Tableau Software se prépare pour l’acte 3 de son odyssée. Dans la logique de Christian Chabot, co-fondateur de la société avec Chris Stolte et Pat Hanrahan il y a 13 ans, l’acte 3 démarre lorsqu’un éditeur de logiciels ayant rencontré le succès atteint le milliard de dollars de chiffre d’affaires, ainsi qu’il l’a expliqué cet été à GeekWire. Or, ce spécialiste de l’analyse et de la visualisation de données devrait franchir cette année le cap des 800 millions de dollars, si l’on se fie à ses dernières estimations pour le 4e trimestre 2016. Situées entre 225 et 235 M$, elles s’ajouteront aux 576 M$ engrangés depuis janvier.

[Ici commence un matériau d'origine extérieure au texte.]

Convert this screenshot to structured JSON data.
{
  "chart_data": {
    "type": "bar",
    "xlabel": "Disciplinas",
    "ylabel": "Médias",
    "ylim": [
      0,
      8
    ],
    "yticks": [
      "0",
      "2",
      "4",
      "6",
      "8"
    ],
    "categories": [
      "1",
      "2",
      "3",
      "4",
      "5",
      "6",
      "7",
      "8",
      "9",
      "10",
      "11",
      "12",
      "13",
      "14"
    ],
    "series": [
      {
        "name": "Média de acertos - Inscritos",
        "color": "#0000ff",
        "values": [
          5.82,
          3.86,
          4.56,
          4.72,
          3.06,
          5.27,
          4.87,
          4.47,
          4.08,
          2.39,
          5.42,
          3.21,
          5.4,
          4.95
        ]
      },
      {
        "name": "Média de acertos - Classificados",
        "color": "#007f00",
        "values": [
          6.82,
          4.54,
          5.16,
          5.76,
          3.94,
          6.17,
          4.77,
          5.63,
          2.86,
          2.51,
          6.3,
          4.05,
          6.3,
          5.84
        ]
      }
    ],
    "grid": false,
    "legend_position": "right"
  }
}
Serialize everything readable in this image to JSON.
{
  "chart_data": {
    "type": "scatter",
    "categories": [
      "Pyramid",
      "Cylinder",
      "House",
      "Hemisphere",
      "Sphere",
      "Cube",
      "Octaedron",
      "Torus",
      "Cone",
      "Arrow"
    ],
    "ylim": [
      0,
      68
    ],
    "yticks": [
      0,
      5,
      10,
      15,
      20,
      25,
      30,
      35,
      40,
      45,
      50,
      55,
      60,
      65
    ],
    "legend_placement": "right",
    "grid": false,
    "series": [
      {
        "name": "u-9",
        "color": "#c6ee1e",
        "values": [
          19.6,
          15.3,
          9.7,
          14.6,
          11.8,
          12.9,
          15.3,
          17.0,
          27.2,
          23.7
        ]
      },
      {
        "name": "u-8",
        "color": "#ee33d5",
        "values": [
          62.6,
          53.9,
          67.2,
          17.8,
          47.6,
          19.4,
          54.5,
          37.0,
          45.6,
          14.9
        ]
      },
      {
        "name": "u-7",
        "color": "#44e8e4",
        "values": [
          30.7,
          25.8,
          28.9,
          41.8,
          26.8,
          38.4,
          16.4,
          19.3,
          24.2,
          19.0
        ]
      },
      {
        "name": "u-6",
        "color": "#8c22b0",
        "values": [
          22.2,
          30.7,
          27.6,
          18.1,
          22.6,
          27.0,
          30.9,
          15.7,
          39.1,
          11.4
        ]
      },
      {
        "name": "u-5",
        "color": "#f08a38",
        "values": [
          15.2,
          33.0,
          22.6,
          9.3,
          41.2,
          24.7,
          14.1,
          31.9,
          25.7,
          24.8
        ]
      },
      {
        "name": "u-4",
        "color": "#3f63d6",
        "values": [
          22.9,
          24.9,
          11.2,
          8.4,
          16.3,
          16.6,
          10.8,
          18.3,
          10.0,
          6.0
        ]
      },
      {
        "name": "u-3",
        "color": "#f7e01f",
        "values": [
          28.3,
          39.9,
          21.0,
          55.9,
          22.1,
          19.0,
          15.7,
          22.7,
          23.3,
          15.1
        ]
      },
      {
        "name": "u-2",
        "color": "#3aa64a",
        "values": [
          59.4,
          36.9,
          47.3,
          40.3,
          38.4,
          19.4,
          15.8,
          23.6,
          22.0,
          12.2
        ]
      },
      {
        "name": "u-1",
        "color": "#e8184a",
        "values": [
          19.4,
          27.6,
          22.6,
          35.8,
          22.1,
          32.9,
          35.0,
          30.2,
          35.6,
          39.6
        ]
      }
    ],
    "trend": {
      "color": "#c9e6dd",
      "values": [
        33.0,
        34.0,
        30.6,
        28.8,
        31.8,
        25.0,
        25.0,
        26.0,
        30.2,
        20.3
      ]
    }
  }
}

Tableau s’apprête donc à se développer à une autre échelle - graduée en milliards de dollars - qui « n’a jamais été approchée par une entreprise uniquement centrée sur l’analytique », nous a indiqué la semaine dernière Edouard Beaucourt, directeur France et Europe du Sud de Tableau, lors d’un point presse à Paris (pour mémoire, Business Objects avait réalisé un CA de 1,5 Md$ l’année de son rachat par SAP en 2007). Avec en ligne de mire cette stratégie de croissance, Andrew Beers, directeur du développement de l’éditeur basé à Seattle, a fait le tour des filiales européennes pour présenter la feuille de route de la plateforme analytique, sur les trois prochaines années. Il l’a déclinée en quatre parties.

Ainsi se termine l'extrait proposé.